The campaign centres on a surreal spoof of late-night infomercials. Shot on 16mm for a retro feel, the film stars a sweaty, overexcited host who treats a Molekule air purifier like a pet – brushing it, walking it and insisting it’s the better companion. What starts as an exaggerated sales pitch quickly spirals into chaos.
It’s Not a Dog was promoted through vertical videos tailored for social platforms and static visuals styled after bargain magazine ads, with deadpan copy such as ‘You don’t have to throw a tennis ball for your Molekule. It won’t chase it. It won’t bring it back. It’s not a dog. It’s an air purifier.’

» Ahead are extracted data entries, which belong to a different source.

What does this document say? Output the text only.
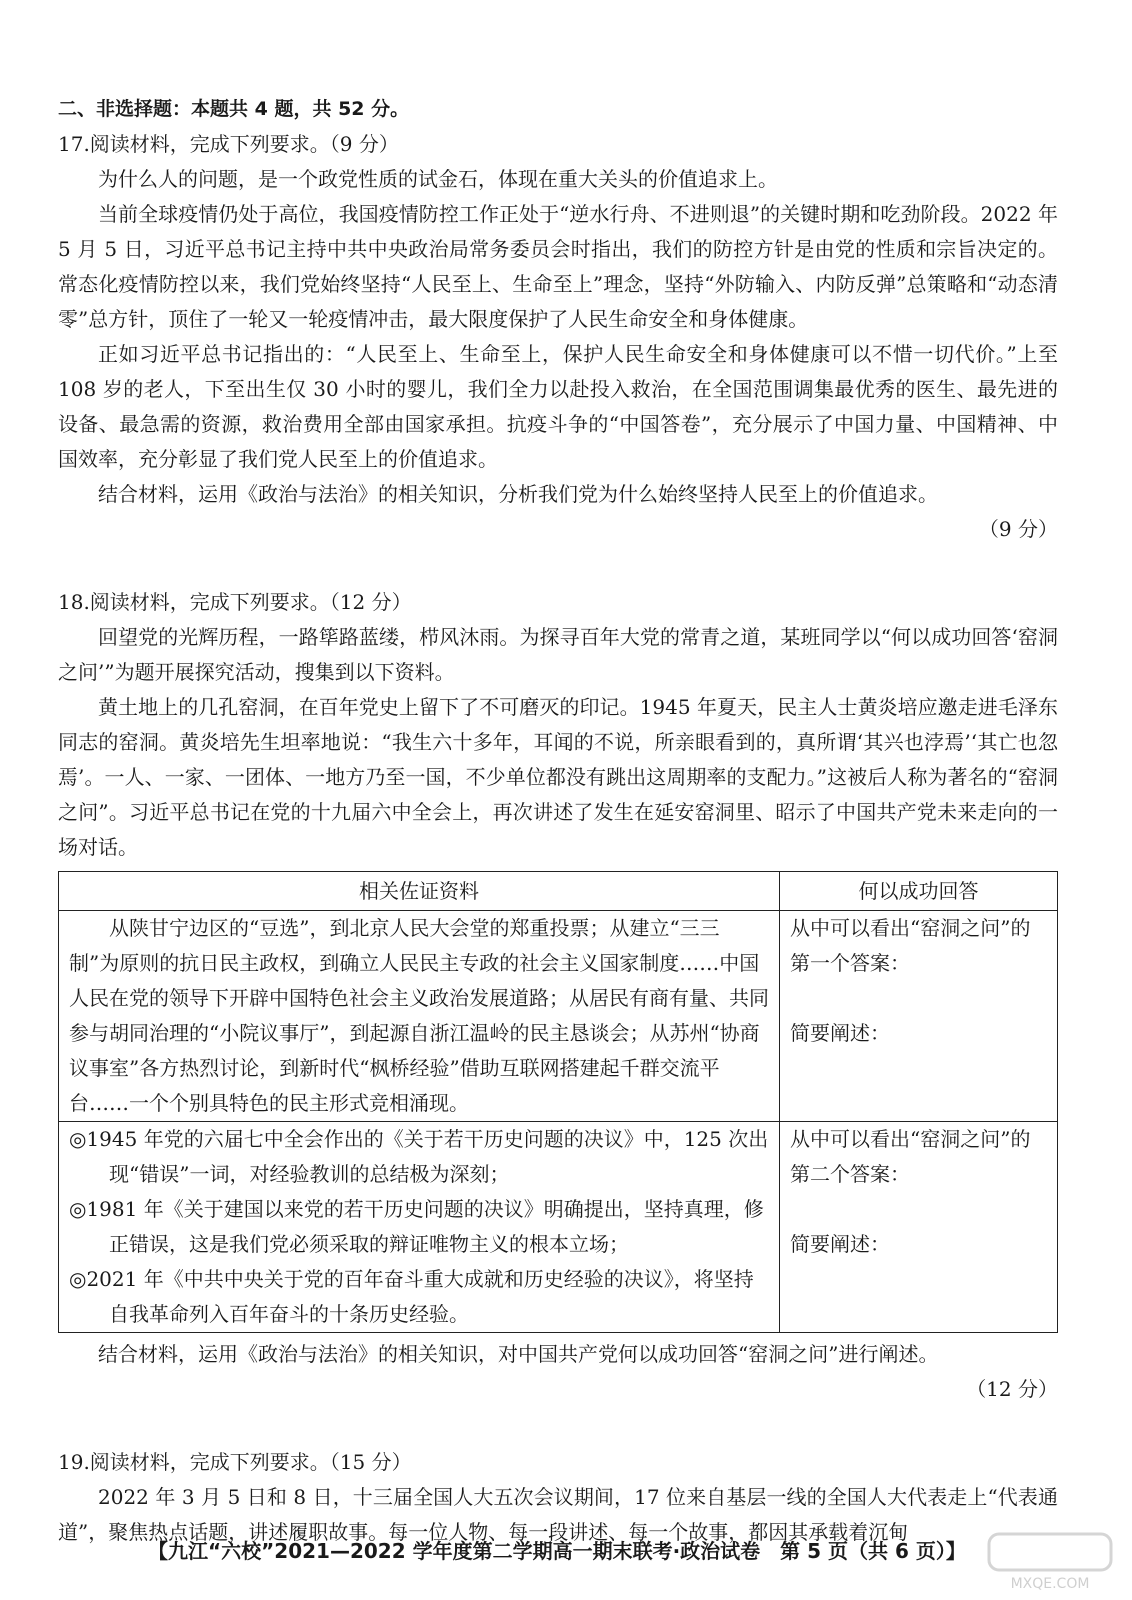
二、非选择题：本题共 4 题，共 52 分。

17.阅读材料，完成下列要求。（9 分）

为什么人的问题，是一个政党性质的试金石，体现在重大关头的价值追求上。

当前全球疫情仍处于高位，我国疫情防控工作正处于“逆水行舟、不进则退”的关键时期和吃劲阶段。2022 年 5 月 5 日，习近平总书记主持中共中央政治局常务委员会时指出，我们的防控方针是由党的性质和宗旨决定的。常态化疫情防控以来，我们党始终坚持“人民至上、生命至上”理念，坚持“外防输入、内防反弹”总策略和“动态清零”总方针，顶住了一轮又一轮疫情冲击，最大限度保护了人民生命安全和身体健康。

正如习近平总书记指出的：“人民至上、生命至上，保护人民生命安全和身体健康可以不惜一切代价。”上至 108 岁的老人，下至出生仅 30 小时的婴儿，我们全力以赴投入救治，在全国范围调集最优秀的医生、最先进的设备、最急需的资源，救治费用全部由国家承担。抗疫斗争的“中国答卷”，充分展示了中国力量、中国精神、中国效率，充分彰显了我们党人民至上的价值追求。

结合材料，运用《政治与法治》的相关知识，分析我们党为什么始终坚持人民至上的价值追求。

（9 分）

18.阅读材料，完成下列要求。（12 分）

回望党的光辉历程，一路筚路蓝缕，栉风沐雨。为探寻百年大党的常青之道，某班同学以“何以成功回答‘窑洞之问’”为题开展探究活动，搜集到以下资料。

黄土地上的几孔窑洞，在百年党史上留下了不可磨灭的印记。1945 年夏天，民主人士黄炎培应邀走进毛泽东同志的窑洞。黄炎培先生坦率地说：“我生六十多年，耳闻的不说，所亲眼看到的，真所谓‘其兴也浡焉’‘其亡也忽焉’。一人、一家、一团体、一地方乃至一国，不少单位都没有跳出这周期率的支配力。”这被后人称为著名的“窑洞之问”。习近平总书记在党的十九届六中全会上，再次讲述了发生在延安窑洞里、昭示了中国共产党未来走向的一场对话。

相关佐证资料	何以成功回答

从陕甘宁边区的“豆选”，到北京人民大会堂的郑重投票；从建立“三三制”为原则的抗日民主政权，到确立人民民主专政的社会主义国家制度……中国人民在党的领导下开辟中国特色社会主义政治发展道路；从居民有商有量、共同参与胡同治理的“小院议事厅”，到起源自浙江温岭的民主恳谈会；从苏州“协商议事室”各方热烈讨论，到新时代“枫桥经验”借助互联网搭建起千群交流平台……一个个别具特色的民主形式竞相涌现。	从中可以看出“窑洞之问”的第一个答案：
简要阐述：

◎1945 年党的六届七中全会作出的《关于若干历史问题的决议》中，125 次出现“错误”一词，对经验教训的总结极为深刻；
◎1981 年《关于建国以来党的若干历史问题的决议》明确提出，坚持真理，修正错误，这是我们党必须采取的辩证唯物主义的根本立场；
◎2021 年《中共中央关于党的百年奋斗重大成就和历史经验的决议》，将坚持自我革命列入百年奋斗的十条历史经验。	从中可以看出“窑洞之问”的第二个答案：
简要阐述：

结合材料，运用《政治与法治》的相关知识，对中国共产党何以成功回答“窑洞之问”进行阐述。

（12 分）

19.阅读材料，完成下列要求。（15 分）

2022 年 3 月 5 日和 8 日，十三届全国人大五次会议期间，17 位来自基层一线的全国人大代表走上“代表通道”，聚焦热点话题，讲述履职故事。每一位人物、每一段讲述、每一个故事，都因其承载着沉甸

【九江“六校”2021—2022 学年度第二学期高一期末联考·政治试卷　第 5 页（共 6 页）】
MXQE.COM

The campaign launched in the US in August 2025 and was created by Los Angeles creative agency Easy Pete’s.

Contagious Insight /
Do something different / Plenty of brands try to be funny. Few are willing to make people uneasy while doing it. It’s Not a Dog doesn’t settle for charm or cleverness – it leans into the awkward, sweaty absurdity of late-night infomercials and holds the camera uncomfortably long. It’s not safe, sanitised humour – it’s very Tim & Eric’s Awesome Show, Great Job! or Tim Robinson’s I Think You Should Leave.
‘To us, the funniest ideas are the ones that feel almost too wrong to say out loud,’ said Zach Tavel, creative director at Easy Pete’s. That instinct – to not pull back – is what makes the spot feel original. The host brushes a machine like it’s a show dog. He calls it a friend. He collides with reality, but never breaks character.

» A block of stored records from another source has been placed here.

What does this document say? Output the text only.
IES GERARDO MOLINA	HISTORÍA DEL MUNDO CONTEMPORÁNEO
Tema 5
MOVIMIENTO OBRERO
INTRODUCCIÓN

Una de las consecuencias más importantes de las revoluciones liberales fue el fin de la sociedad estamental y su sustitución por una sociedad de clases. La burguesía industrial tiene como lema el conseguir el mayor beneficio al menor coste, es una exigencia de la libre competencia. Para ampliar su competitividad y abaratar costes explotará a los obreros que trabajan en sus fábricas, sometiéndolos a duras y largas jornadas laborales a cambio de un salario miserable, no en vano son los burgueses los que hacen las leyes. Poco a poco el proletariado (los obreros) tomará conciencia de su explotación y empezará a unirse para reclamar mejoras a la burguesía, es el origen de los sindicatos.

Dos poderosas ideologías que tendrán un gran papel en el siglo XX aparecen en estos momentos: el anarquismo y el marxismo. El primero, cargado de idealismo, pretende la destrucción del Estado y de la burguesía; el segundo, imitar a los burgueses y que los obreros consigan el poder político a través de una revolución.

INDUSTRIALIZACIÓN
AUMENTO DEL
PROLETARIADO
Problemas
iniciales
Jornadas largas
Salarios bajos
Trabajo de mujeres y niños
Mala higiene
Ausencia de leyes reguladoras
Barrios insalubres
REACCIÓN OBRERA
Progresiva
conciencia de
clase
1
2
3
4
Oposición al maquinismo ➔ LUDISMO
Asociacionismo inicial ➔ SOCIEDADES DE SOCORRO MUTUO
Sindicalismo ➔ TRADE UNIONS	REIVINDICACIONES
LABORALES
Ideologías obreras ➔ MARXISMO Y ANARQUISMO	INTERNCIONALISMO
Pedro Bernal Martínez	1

In a wellness category where most brands posture as serene or softly aspirational, this kind of tonal whiplash is a bold move. It doesn’t try to blend in, it dares to repel the wrong audience to win the right one. And in doing so, it gives Molekule something the category sorely lacks: edge.
It taps into one of our Creative Tactics, Embrace the Absurd, where brands such as Nutter Butter, Pop-Tarts and Duolingo are harnessing the weird and wonderful to drive salience.
Spec appeal / For all the chaos, the product’s still doing the work. You see it being carried, brushed, walked, fussed over. No specs or science. But you clock that it’s light, portable and nice to look at.
That’s rare in air care, where brands either drown you in tech or drift off into lifestyle filler. Molekule sticks the product in the middle of the madness and lets you figure it out while you’re still watching.
It doesn’t spell anything out either. The spot makes the purifier feel like something you’d want around. Not because of what it does but because of how it shows up. It’s a better sell than most straight demos and it doesn’t talk down to you while doing it.